Promises of Gold
- Author: José Olivarez
- Publisher: Henry Holt and Company
- Publication date: February 14, 2023
- Pages: 320
- ISBN: 978-1250878496
- Preceded by: The Breakbeat Poets Vol. 4: LatiNext

= Promises of Gold =

2023 poetry collection by José Olivarez

Promises of Gold is a 2023 poetry collection by José Olivarez with a Spanish translation by David Ruano. Published by Henry Holt and Company, it was longlisted for the 2023 National Book Award for Poetry.

== Contents and background ==
Written during the COVID-19 pandemic, the book's poems concern and intertwine themes about immigrant families, capitalism and colonialism, and love, among other themes. In the introductory note to the book, Olivarez wrote that "Promises of Gold is what happens when you try to write a book of love poems for the homies amid a global pandemic that has laid bare all the other pandemics that we’ve been living through all our lives."

The book also includes a Spanish translator's note and translation from Ruano—the translation can be read by flipping the book upside-down and read it starting from the back cover. Olivarez and Ruano had met each other at the Lit & Luz Festival in Chicago and later worked on the translation together. Olivarez got the idea for a bilingual poetry collection while teaching poetry workshops in Los Angeles; he had given his students and their parents copies of his previous poetry collection, Citizens Illegal, to which some parents said they wished they could read Spanish poetry to their children.

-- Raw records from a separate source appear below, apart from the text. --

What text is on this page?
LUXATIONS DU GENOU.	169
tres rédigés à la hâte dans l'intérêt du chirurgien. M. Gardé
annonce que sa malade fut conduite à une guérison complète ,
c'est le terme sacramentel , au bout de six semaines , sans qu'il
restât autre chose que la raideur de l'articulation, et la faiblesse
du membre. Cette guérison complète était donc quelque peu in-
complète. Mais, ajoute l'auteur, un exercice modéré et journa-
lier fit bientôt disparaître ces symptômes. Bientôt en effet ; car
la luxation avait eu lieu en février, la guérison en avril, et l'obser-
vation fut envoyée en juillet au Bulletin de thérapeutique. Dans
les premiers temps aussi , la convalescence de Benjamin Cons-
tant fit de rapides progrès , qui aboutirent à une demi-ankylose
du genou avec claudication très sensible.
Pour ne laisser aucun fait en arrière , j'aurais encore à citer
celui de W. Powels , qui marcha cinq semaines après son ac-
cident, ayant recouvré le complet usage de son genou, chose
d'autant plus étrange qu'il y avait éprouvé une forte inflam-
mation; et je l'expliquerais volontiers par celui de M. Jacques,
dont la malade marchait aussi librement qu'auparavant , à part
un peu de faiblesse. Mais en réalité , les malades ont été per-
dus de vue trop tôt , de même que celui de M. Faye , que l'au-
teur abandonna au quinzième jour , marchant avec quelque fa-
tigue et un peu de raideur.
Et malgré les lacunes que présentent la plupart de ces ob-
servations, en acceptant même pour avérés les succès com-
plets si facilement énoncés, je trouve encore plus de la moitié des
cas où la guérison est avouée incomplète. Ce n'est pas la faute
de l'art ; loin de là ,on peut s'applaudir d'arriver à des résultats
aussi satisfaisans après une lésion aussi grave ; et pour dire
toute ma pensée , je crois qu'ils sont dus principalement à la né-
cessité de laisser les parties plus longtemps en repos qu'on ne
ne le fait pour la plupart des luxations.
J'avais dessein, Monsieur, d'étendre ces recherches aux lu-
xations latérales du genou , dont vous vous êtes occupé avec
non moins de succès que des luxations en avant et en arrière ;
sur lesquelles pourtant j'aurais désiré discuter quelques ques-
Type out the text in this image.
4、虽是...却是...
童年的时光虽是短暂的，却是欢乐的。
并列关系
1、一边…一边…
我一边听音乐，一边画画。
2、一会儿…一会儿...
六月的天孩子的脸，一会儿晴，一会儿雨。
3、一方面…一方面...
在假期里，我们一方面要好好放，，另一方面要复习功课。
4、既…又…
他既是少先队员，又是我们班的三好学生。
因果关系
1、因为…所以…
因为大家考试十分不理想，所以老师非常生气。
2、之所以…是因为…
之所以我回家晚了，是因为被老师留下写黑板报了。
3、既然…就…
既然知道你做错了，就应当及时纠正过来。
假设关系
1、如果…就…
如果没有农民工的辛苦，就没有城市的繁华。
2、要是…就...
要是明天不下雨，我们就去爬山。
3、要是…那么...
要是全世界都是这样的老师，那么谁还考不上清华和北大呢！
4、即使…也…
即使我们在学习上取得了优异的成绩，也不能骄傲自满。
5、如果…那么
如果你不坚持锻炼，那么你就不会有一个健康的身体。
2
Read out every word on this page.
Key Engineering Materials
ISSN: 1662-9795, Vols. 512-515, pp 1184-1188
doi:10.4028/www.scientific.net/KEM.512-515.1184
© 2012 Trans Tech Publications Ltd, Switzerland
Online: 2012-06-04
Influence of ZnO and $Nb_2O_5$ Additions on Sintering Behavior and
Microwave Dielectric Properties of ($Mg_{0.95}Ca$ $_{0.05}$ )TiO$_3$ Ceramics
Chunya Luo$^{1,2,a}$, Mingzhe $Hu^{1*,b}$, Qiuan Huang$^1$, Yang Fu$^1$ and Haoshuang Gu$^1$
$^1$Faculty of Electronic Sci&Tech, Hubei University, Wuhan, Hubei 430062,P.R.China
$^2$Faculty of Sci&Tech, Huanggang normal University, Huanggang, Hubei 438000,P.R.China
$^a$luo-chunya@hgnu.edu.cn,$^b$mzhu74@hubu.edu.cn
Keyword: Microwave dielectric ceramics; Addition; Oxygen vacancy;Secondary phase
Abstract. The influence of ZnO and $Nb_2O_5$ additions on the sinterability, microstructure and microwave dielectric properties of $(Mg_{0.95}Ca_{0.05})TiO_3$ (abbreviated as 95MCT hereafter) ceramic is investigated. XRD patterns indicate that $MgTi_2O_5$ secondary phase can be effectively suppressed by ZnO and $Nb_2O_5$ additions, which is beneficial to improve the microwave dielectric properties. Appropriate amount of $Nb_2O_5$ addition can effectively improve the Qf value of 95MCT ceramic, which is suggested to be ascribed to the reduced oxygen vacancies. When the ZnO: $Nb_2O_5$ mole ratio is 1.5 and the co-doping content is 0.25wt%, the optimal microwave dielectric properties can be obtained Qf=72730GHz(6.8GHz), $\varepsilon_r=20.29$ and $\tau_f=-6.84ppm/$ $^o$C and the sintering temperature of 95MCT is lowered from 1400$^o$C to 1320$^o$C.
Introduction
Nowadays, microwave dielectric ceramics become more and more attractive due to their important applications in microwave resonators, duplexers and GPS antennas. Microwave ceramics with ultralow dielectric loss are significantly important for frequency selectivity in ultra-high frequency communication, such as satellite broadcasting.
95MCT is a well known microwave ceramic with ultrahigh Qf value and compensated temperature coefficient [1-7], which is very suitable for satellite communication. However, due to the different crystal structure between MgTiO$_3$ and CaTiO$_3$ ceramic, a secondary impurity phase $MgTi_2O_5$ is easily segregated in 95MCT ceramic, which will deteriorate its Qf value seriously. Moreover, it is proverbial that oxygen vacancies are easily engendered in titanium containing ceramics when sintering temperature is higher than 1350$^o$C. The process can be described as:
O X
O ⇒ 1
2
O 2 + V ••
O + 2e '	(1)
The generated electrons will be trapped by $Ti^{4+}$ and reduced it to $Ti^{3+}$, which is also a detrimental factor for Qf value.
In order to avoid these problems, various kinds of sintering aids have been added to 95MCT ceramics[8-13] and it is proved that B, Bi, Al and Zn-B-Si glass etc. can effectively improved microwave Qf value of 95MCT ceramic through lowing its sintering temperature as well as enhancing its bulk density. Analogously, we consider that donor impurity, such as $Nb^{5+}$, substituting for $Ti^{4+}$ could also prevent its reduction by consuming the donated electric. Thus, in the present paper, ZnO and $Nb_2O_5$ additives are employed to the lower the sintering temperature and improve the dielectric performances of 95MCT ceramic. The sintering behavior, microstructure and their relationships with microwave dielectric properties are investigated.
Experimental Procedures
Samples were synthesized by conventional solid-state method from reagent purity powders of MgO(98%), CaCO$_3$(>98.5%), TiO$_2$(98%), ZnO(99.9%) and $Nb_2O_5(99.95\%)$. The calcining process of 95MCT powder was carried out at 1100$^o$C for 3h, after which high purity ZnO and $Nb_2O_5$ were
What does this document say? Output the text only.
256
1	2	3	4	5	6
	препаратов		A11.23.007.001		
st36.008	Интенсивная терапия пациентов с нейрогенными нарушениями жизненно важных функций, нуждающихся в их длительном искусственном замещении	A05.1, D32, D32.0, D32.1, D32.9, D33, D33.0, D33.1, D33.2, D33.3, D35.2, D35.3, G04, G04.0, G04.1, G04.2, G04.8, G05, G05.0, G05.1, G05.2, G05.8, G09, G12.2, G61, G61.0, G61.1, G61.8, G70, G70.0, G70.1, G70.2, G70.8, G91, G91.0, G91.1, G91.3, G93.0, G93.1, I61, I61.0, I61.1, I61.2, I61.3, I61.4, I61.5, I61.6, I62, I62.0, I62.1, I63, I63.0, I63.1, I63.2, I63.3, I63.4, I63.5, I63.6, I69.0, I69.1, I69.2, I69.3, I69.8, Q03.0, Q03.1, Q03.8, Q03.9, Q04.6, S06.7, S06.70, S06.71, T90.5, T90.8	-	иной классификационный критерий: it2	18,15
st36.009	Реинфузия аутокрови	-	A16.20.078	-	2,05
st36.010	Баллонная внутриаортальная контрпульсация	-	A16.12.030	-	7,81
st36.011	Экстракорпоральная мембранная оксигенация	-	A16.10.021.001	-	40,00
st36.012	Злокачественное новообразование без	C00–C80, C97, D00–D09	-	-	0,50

In the Chicago Review of Books, Olivarez stated that his understanding of translation, as well as its relationship to empire, stemmed from Don Mee Choi's writing. In Electric Literature, Olivarez shared that the specific format of layering English and Spanish beside one another was borrowed from Roque Salas Rivera's poetry collection, antes que isla es volcan / before island is volcano. Other authors Olivarez found inspirational to the book were Natalie Diaz, Diane Seuss, and Ada Limón.

The book also comes with a Spotify soundtrack.

== Critical reception ==
New York Public Library and USA Today called the book one of the best books of 2023.

In a starred review, Publishers Weekly said that "The poet's sensitive and insightful voice allows these stirring poems to successfully explore the forces acting on love in a complex world, and the unshakable promise of understanding and belonging."

Critics lauded the bilingual structure of the book. The Poetry Foundation saw the translation as "a fascinating aspect of the collection, which works particularly well since Olivarez peppers his own lyrics with Spanish." Newcity Lit said "Olivarez’s poems touch on the fears that we all had during the early stages of the pandemic. The Latinx community, in particular, was heavily affected and suffered so much loss ... The fact that this collection is in Spanish allows me to share his work with my family and I hope that one day we discuss his poems, maybe before we start karaoke and sing Vicente Fernández songs." The Harvard Crimson gave the book five stars and called it "a uniquely bilingual celebration of life and the mundane."

Other critics paid attention to Olivarez's critiques of systems like capitalism and the American Dream. South Side Weekly said "Promises of Gold is a post-pandemic collection through and through—filled with class anxieties and righteous resentment toward the rich and powerful" and saw "There is a blunt anger spinning through the pages—from the promise of upward mobility, what the rich do to be paid first, and learning how to adjust to having money but always feeling the anxiety of money problems." Fauxmoir wrote that "Promises of Gold doesn’t arrive at a shiny final destination where all of the world’s problems have dissipated. It is a collection that is able to recount painful memories, a global pandemic, and a vision for the future because it is centered around relationships."

On the Seawall was generally critical about the book, scrutinizing its "generic and dull" screeds against capitalism among other critiques of certain poems, but found it ultimately "fun": "Even at his worst, Olivarez will never be obscure—never distracted by the need to prove his sophistication. He will never fail to try to entertain. His poems shouldn’t really need a reviewer or critic to explain their appeal. But for those same reasons they may need someone to point out just how much skill and intelligence they actually entail—if, that is, we assume that the value of a poem depends on its intelligence or skill."